Histopathology of Pneumonia
Lobar pneumonia occurs when entire lobe(s) become acutely inflamed, leading to the alveoli filling with fluid, cell debris, inflammatory cells, and fibrin (consolidation). Both grossly and under the microscope, the affected lobe(s) are clearly distinct compared to surrounding normal lobes and will be visibly discoloured, lose their spongy appearance, and will appear consolidated.
Presented by Dr. Jennifer Kong using DHPLC specimen A0201
Histologically, the alveolar walls will remain intact and thin, with stained material filling the lumen. The inflammation will affect the entire lobe(s) uniformly, with complete or nearly complete consolidation of the alveoli. As with other inflammatory processes, the blood vessels become congested. There are four main stages of lobar pneumonia that can be identified depending on what types of materials or cells can be found within the alveolar fluids:
|Alveolar fluid findings
|Alveolar fluid with microorganisms, few RBCs/neutrophils
|Many RBCs, neutrophils and fibrin
|RBC breakdown, fibrinopurulent exudate (pus)

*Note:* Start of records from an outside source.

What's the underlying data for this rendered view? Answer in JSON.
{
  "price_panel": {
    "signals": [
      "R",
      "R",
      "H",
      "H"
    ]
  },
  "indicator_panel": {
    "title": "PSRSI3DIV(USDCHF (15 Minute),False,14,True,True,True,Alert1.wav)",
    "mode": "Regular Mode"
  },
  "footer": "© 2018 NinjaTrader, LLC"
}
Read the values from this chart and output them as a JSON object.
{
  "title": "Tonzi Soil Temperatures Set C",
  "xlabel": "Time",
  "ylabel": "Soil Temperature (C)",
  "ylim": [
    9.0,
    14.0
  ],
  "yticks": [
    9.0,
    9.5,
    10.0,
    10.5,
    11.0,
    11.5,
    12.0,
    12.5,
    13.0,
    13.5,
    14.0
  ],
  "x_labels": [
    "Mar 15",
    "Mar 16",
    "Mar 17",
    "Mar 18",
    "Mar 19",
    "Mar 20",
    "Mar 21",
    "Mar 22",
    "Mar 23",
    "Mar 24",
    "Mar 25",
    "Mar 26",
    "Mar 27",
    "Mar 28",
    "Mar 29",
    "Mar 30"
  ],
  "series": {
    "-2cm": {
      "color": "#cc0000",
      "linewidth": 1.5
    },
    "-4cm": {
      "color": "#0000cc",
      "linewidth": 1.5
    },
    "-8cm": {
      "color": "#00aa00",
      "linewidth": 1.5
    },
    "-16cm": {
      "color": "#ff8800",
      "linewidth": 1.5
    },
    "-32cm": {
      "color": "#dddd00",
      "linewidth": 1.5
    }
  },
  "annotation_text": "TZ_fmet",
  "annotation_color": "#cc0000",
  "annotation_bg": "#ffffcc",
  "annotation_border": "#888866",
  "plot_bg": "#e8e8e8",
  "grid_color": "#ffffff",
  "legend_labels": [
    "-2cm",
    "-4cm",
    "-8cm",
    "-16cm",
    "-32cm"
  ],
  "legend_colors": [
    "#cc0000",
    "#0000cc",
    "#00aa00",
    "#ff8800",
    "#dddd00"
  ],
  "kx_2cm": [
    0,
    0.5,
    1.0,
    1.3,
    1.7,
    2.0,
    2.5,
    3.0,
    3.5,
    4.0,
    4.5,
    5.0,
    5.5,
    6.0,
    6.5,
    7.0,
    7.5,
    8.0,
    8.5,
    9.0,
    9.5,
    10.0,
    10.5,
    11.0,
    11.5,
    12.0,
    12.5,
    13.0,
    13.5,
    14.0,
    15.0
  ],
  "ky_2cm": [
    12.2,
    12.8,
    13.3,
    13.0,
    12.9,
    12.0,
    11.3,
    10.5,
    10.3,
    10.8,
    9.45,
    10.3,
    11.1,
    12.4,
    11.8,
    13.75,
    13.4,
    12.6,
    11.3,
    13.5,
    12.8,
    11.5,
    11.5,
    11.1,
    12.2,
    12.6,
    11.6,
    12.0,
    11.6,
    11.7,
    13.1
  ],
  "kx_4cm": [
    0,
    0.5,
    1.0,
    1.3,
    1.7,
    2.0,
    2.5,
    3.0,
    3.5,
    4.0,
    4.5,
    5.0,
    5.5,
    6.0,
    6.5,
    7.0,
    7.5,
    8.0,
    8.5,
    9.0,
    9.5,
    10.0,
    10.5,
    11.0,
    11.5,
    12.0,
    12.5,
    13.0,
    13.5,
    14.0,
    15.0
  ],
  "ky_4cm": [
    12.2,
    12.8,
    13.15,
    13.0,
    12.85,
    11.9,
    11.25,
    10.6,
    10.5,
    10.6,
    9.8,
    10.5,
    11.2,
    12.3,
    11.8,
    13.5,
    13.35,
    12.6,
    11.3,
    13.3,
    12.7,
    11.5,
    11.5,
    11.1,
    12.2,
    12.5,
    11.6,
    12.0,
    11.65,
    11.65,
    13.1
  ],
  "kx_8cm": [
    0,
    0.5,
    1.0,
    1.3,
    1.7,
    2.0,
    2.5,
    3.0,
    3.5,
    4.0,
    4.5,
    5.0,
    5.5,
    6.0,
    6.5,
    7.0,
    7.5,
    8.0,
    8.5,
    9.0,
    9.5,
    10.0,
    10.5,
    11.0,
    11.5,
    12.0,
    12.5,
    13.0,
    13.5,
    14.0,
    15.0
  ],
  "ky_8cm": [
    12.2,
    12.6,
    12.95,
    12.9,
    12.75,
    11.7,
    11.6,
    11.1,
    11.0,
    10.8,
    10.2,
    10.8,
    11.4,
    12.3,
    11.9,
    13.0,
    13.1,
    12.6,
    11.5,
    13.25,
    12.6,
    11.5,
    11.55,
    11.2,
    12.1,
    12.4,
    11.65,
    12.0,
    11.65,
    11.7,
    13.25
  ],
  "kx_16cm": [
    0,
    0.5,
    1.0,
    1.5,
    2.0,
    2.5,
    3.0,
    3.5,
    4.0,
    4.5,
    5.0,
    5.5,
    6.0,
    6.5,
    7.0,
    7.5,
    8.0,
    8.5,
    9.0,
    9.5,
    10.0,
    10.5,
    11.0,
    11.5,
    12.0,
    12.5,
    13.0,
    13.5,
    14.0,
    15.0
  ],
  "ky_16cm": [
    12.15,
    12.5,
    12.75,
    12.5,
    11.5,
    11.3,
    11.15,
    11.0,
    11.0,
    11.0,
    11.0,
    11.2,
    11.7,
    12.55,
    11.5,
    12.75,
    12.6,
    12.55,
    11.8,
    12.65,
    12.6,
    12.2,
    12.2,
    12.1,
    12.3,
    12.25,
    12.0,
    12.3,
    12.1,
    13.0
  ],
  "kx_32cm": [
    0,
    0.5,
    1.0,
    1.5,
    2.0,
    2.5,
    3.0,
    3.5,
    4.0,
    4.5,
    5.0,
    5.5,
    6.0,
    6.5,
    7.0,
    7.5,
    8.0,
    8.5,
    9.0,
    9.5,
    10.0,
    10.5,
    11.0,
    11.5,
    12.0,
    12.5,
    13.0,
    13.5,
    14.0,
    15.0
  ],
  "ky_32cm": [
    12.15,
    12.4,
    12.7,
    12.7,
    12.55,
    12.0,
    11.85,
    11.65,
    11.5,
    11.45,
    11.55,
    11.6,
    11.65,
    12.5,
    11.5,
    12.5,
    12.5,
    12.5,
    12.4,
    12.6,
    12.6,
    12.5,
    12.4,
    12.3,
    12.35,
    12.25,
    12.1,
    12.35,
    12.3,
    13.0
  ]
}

|Clearance of exudate by macrophages, possible scar tissue formation
Presented by Noah Stewart using a histology slide of H&E stained lung with lobar pneumonia (DHPLC e-slide: PATH 425-001) under a CC-BY-NC license
Bronchopneumonia occurs when the infection begins within the bronchi/bronchioles, and then descends into the nearby alveoli. Because of this, consolidation of the alveoli occurs in patches around the affected bronchi/bronchioles. This pattern may or may not be localized to a single lobe of the lung.
Presented by Noah Stewart using a histology slide of H&E stained lung with bronchopneumonia (University of Michigan virtual Slide Box 151127)
Unlike lobar or bronchopneumonia, interstitial pneumonia is characterized by the inflammation and congestion of the alveolar walls/interstitial tissue. Interstitial pneumonia can be identified by diffuse, patchy areas of inflamed interstitial tissue. The alveolar lumens will be mostly normal. Within the inflamed areas, the alveolar walls will be congested and may appear thicker than the alveolar lumens as they become filled with fluid, inflammatory cells, debris, and possibly scar tissue.
Presented by Dr. Jennifer Kong using DHPLC specimen A0204. All rights reserved
Presented by Noah Stewart using a histology slide of H&E stained lung with interstitial pneumonia (DHPLC e-slide: PATH 425-014) under a CC-BY-NC license
Outcomes of Pneumonia
A patient may present with different signs and symptoms, based on the type of pneumonia affecting them. Lobar pneumonia and bronchopneumonia normally present as typical pneumonia. This includes malaise, fever/chills, productive cough with purulent sputum (pus), difficulty breathing (dyspnea) or an increased rate of breathing (tachypnea). Interstitial pneumonia often presents as atypical pneumonia, which has a slow onset, malaise, fever without chills, muscle soreness, headaches, nonproductive (dry) cough.
Pneumonia has a wide range of outcomes depending on patient factors, the specific pathogen, the severity of infection, and the length of infection, among others. Severe complications, such as the formation of lung abscesses can occur in rare cases. An abscess is a cavity that contains liquefied necrotic (dead) tissue, pus, and microorganisms.
Presented by Noah Stewart using a histology slide of H&E stained lung with abscess (DHPLC e-slide: PATH 425-003) under a CC-BY-NC license
Normal lung histology
- Lobar pneumonia presents as a typical pneumonia and affects one or more lobes of the lung uniformly. Inflammation makes blood vessels more prominent while consolidation contributes to hepatization of the affected lobe(s).
- Bronchopneumonia presents as a typical pneumonia, originating in the larger airways and radiating to nearby alveoli. Consolidation is patchy and may be diffuse throughout the lung, but may progress to the more uniformly distributed lobar pneumonia.
- Interstitial pneumonia presents as an atypical pneumonia. Consolidation is absent but interstitial tissue may become inflammed and thicken and/or scar.